A discussion of English kings followed the boiled potatoes, with no consensus reached on the current trials of poor George the Third. The rout cakes satisfied everyone, and Nick yawned out loud, to his embarrassment. Meridee helped the boys and Mrs. Perry in the kitchen, leaving Able to stand by the window, staring out at the rain sluicing the panes and probably thinking about Master Blake and a pimp. Meridee wondered at her own odd education.
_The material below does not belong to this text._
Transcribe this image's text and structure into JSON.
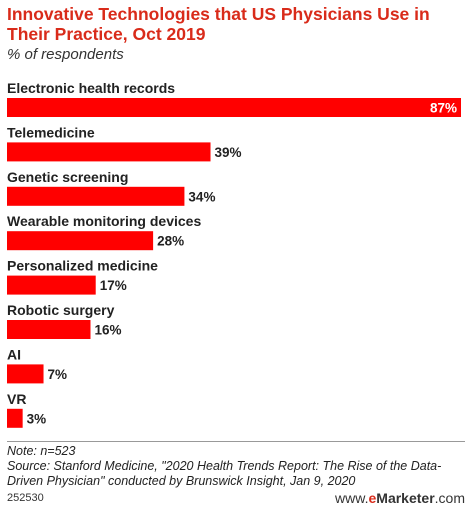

God bless Mrs. Perry. When the chores were done and Nick and John both yawned, the cook handed each student two rout cakes bundled into a square of cloth, saying, in an offhand manner, “In case you need something in the middle of the night.”
Able watched his students troop upstairs, cakes in hand. Meridee nudged him. “Do you need a little something if you wake up at night?” she teased.
“I have a little something, name of Meri Six,” he teased back, and she blushed.
The newly established bedtime ritual followed. Indeed, from the way they sat up so expectantly in their beds, Davey Ten and Nick were waiting for her. Sitting on each bed, she wished them goodnight, then tucked the blankets about them when they slid down. She debated a moment, then kissed each forehead.
Stephen Hoyt was already lying down, his blankets high and his body turned toward the window. Oh, no you don’t, Meridee thought. She touched his shoulder and wished him goodnight anyway.
John Mark had a smile for her. “Is this what real people do when they go to bed?” he asked as she tucked him in.
“I believe it is,” she said. “See you in the morning.”
Her bed had never looked better, especially with Able lying in it, flipping rapidly through what looked like Greek writing. All she wanted was to curl into a little ball and wish away, if only for a brief time, what she had learned today. She knew her burden would come crashing back in the morning.